During the last five years, my art practice has been focused on ethnobiology and wildlife, applied mainly in natural environments. This condition led me to a reflection on ‘displacement’ as a contra-cultural and anti-colonial practice. In the Northwest of Mexico and the US Southwest where I have developed my artwork, Native Tribes had been obligated to abandon their nomadic way of life by both national states along the border. This, in order to establish the right among land in terms of private property, opposed to the Aridoamerican common conception about the land as the owner of its own. Cultures that had resisted adopting ius gentium had been pushed to an intensive process of disappearance. That has had a deep footprint on territory, resulting in the transformation of wild environments in agricultural and industrial lands. This led me to think about agriculture—source of sedentarism—and about the process by which human collectivities take over the territories and transform them. To justify that transformation, they establish a ‘law’ to rule over umwelt. In The Nomos of the Earth (1950), Carl Schmitt describes the global process of appropriation of land as Eurocentric. Following Jared Diamond’s proposal that geographical conditions—fertile soils, availability of ressources, and natural barriers—encouraged the development of expansive and competing nations in Europe, there is a short step to argue that these same conditions contributed to the strengthening and consolidation of the ‘Nomos of the Earth’ in this continent, with the organized distribution of lands and the military dispute of powers among them, before its expansion overseas.

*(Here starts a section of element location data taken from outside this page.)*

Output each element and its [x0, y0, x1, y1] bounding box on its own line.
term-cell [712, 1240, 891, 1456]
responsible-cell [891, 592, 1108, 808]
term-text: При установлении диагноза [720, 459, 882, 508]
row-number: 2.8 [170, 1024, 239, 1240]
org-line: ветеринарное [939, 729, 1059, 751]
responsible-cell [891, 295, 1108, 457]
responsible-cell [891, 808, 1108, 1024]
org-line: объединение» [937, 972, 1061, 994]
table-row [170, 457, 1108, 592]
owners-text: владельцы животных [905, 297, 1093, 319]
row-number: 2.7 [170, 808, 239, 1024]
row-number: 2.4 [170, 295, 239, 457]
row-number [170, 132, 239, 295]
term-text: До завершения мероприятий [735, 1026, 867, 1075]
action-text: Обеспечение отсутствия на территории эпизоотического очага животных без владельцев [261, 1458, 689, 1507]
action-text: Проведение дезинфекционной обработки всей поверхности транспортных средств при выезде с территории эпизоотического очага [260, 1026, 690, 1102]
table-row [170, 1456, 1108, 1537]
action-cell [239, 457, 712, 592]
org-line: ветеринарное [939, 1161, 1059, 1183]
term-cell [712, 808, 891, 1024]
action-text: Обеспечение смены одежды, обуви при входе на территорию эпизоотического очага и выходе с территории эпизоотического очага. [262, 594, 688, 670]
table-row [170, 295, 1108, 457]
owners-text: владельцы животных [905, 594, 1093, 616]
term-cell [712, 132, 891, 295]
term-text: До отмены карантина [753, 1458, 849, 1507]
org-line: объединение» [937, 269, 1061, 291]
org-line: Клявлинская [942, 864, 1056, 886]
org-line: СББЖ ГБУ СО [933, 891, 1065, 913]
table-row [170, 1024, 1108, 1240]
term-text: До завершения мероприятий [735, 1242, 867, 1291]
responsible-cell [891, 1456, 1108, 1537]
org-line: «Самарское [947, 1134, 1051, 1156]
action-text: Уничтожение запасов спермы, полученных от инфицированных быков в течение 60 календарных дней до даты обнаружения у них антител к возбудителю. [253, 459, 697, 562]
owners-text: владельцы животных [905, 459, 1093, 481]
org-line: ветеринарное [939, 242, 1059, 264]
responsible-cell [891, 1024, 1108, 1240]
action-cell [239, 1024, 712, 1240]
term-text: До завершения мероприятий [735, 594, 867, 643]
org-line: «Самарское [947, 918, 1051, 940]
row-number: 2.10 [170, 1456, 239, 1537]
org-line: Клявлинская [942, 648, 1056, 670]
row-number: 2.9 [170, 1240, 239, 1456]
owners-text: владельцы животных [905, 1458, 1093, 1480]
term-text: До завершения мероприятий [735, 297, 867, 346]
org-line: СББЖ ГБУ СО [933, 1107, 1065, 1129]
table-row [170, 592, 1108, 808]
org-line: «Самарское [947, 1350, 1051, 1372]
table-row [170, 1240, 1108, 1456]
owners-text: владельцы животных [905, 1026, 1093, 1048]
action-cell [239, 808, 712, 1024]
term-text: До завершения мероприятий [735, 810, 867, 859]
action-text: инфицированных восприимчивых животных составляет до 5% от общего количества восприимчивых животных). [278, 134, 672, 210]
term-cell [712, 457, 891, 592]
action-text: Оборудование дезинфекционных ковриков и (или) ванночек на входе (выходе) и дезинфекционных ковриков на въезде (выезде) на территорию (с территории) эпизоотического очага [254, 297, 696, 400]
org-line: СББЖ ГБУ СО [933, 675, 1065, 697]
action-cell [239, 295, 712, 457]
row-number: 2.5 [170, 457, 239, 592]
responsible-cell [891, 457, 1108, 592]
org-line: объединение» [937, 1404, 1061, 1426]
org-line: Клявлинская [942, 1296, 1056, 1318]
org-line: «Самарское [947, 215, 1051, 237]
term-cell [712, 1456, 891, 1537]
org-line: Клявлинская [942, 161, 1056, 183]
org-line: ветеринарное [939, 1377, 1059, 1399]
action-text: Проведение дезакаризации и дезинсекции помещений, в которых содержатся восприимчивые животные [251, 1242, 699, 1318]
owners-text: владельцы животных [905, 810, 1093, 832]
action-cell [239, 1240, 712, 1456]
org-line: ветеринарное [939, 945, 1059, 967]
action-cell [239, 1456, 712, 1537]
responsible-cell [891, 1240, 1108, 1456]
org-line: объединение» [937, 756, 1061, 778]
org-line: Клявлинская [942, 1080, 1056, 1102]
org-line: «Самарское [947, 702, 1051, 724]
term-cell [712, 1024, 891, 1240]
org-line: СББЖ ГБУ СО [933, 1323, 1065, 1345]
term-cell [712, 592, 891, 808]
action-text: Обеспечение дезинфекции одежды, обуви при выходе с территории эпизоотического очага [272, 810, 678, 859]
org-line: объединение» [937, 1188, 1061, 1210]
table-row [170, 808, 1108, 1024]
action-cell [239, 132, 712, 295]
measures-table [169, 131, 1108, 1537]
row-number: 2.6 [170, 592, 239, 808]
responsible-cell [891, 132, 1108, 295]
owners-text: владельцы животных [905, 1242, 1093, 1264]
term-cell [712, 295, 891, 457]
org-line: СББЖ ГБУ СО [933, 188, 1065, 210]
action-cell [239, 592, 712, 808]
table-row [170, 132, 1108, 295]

We have every reason to believe that ius gentium is not equivalent to a ‘natural law’. Even so, its establishment as a universal concept justified the capture of territories, human and non-human collectivities under colonial forms turning the world “unwild”. “Ánomos”—in Greek, “without law” or “lawless”—was previewed by Schmitt in his reading of Apostle Paul. For the Christian faith, Ánomos would be the Antichrist rule, so the Empire (katechon) would restrain its appearance. This implicates an imperative of ‘secluding the Nomad’, that could be observed in the different strategies of the colonial powers to restrict the mobility of the different nomadic and semi-nomadic Indigenous groups: missions, reductions, reservations, among others; which in essence are similar to the names we have given to our contemporary natural sanctuaries. These actions had ecological consequences: the intensive use of most of the land, which modified the environment in global terms and that, in the long run, caused the ecological catastrophe in which we find ourselves. So, the question would be if we could be able to think and propose an inverse process founded in an alternative code: an “Ánomos of the Earth” in which land, sea and air, would be freed from the human domain, what doesn’t mean our abandonment of the world but perhaps the assimilation of nomadic ethics. This has deep conceptual implications: to resign to the Polis in spatial terms may implicate a relinquishing of ‘politics’, which doesn’t mean the abandonment of the ‘communitarian experience’ or of any deliberation processes, but to the sedentary ethos. To resign to the Oikos too, may implicate a reformulation of ecology, once that no longer could be talked about a fixed ‘home’ but about spaces of ‘becoming’.